Pensare di percorrerle entrambe allo stesso tempo è, come si potrà intuire, illusorio.
Chi scrive ha già scelto, da tempo, senza ignorare il paradosso personale per il quale i suoi primi passi nella QM provenivano dalla direzione opposta, da sinistra; è stato proprio attraverso lo studio della QM, l'approfondimento teorico e la presa di coscienza del suo significato che sono crollate quelle lenti ideologiche che una formazione scolastica ed universitaria, unilaterale e condizionante, gli avevano imposto. L'indottrinamento ha agito ed agisce, anche e soprattutto, nelle sedi formative del nostro Paese, rimanendo a tutt'oggi saldamente nelle mani di una colorazione politica e della sua ideologia.

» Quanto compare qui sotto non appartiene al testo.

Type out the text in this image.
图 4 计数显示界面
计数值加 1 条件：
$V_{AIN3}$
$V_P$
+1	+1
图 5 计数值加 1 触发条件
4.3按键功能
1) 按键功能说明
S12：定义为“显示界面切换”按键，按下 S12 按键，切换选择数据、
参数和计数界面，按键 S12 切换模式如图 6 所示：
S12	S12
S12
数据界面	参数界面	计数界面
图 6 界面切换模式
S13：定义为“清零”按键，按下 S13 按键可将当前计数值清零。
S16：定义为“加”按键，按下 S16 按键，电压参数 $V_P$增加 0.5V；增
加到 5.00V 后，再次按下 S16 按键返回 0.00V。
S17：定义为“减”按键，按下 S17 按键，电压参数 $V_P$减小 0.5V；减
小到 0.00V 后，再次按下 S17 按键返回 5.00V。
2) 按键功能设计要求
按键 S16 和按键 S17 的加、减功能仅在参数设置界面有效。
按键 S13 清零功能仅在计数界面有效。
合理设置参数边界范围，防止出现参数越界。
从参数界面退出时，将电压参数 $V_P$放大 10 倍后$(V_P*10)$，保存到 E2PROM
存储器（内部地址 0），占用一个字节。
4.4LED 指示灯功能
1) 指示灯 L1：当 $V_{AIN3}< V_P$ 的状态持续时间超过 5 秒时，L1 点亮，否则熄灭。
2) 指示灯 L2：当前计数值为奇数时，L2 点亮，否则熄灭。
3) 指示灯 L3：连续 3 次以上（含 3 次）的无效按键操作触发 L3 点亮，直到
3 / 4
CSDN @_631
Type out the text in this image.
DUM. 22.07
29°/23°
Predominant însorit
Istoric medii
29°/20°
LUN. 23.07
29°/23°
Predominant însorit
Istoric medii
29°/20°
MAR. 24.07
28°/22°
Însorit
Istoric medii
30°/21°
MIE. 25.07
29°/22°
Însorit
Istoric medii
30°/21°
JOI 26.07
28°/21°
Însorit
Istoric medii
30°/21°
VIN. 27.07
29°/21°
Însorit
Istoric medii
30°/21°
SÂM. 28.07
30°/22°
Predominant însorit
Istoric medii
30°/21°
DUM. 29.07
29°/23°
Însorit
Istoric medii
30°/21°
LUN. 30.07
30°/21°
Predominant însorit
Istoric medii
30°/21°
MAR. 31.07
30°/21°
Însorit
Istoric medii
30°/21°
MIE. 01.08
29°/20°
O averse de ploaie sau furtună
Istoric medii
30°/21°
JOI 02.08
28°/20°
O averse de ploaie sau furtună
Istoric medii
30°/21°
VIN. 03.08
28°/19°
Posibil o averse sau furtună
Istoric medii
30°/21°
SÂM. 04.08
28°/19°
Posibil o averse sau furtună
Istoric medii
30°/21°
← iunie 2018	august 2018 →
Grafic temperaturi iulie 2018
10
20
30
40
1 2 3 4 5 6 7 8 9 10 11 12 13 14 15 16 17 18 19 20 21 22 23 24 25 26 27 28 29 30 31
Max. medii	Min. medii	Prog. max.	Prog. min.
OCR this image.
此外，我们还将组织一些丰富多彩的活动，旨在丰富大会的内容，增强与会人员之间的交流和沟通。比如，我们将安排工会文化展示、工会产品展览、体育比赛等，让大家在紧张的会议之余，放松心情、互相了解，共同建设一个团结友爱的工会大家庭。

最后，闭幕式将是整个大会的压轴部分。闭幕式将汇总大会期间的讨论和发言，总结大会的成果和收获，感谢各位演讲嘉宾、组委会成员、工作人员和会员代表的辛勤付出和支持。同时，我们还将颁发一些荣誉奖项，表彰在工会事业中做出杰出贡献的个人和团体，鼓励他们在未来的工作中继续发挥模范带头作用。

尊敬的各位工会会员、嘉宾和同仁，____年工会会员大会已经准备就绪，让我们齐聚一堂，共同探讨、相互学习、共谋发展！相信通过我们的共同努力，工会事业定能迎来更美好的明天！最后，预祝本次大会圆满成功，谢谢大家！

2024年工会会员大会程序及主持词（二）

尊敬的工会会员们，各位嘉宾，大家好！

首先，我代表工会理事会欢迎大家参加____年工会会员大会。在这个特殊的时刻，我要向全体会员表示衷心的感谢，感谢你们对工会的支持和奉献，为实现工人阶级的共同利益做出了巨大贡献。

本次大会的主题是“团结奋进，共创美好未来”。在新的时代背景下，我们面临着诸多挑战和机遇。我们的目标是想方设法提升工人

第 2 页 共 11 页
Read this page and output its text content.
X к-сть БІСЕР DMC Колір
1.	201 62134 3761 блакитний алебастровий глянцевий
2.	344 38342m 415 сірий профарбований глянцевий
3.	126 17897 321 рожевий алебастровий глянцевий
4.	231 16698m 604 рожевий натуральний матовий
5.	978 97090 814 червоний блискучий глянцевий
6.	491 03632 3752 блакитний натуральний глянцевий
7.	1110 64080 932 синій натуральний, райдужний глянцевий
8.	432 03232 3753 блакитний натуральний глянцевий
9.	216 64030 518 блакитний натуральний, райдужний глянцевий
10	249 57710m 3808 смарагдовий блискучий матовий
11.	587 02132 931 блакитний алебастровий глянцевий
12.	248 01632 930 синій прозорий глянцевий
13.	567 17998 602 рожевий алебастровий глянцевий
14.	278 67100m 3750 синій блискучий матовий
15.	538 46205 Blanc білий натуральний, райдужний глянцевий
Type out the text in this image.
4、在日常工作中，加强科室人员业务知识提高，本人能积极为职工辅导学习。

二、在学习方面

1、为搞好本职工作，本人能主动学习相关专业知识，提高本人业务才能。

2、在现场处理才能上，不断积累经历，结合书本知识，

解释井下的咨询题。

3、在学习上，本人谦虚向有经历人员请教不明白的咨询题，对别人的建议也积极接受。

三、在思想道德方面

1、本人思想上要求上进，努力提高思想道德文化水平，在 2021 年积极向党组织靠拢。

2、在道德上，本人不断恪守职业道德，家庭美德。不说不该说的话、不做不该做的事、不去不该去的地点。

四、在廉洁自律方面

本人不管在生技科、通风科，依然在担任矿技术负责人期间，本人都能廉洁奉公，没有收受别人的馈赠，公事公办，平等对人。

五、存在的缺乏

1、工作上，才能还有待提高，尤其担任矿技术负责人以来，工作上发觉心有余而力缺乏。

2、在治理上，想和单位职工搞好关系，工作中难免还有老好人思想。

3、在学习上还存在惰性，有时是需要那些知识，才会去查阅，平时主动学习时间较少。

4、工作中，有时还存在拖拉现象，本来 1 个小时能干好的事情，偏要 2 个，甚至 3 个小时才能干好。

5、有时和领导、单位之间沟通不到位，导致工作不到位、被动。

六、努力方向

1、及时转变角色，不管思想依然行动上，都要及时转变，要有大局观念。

Qui, in questo sito, le ragioni maschili, declinate al plurale come al plurale sono i valori in gioco in una materia così complessa, troveranno sempre spazio, ascolto e pari dignità; nessuno, qui, chiede di sottoscrivere contratti per adesione, con tanto di clausole vessatorie in caso di disaccordo.
Spiace solo constatare che le risorse umane e intellettuali che già ci sarebbero per sviluppi ben più ampi di ragioni, ragionamenti e riflessioni comuni vadano disperse in mille, inutili rivoli diversi.
C'è, infine, chi parla di rassegnazione.
Io non mi rassegno e continuo, nonostante tutto, la mia piccola battaglia civile.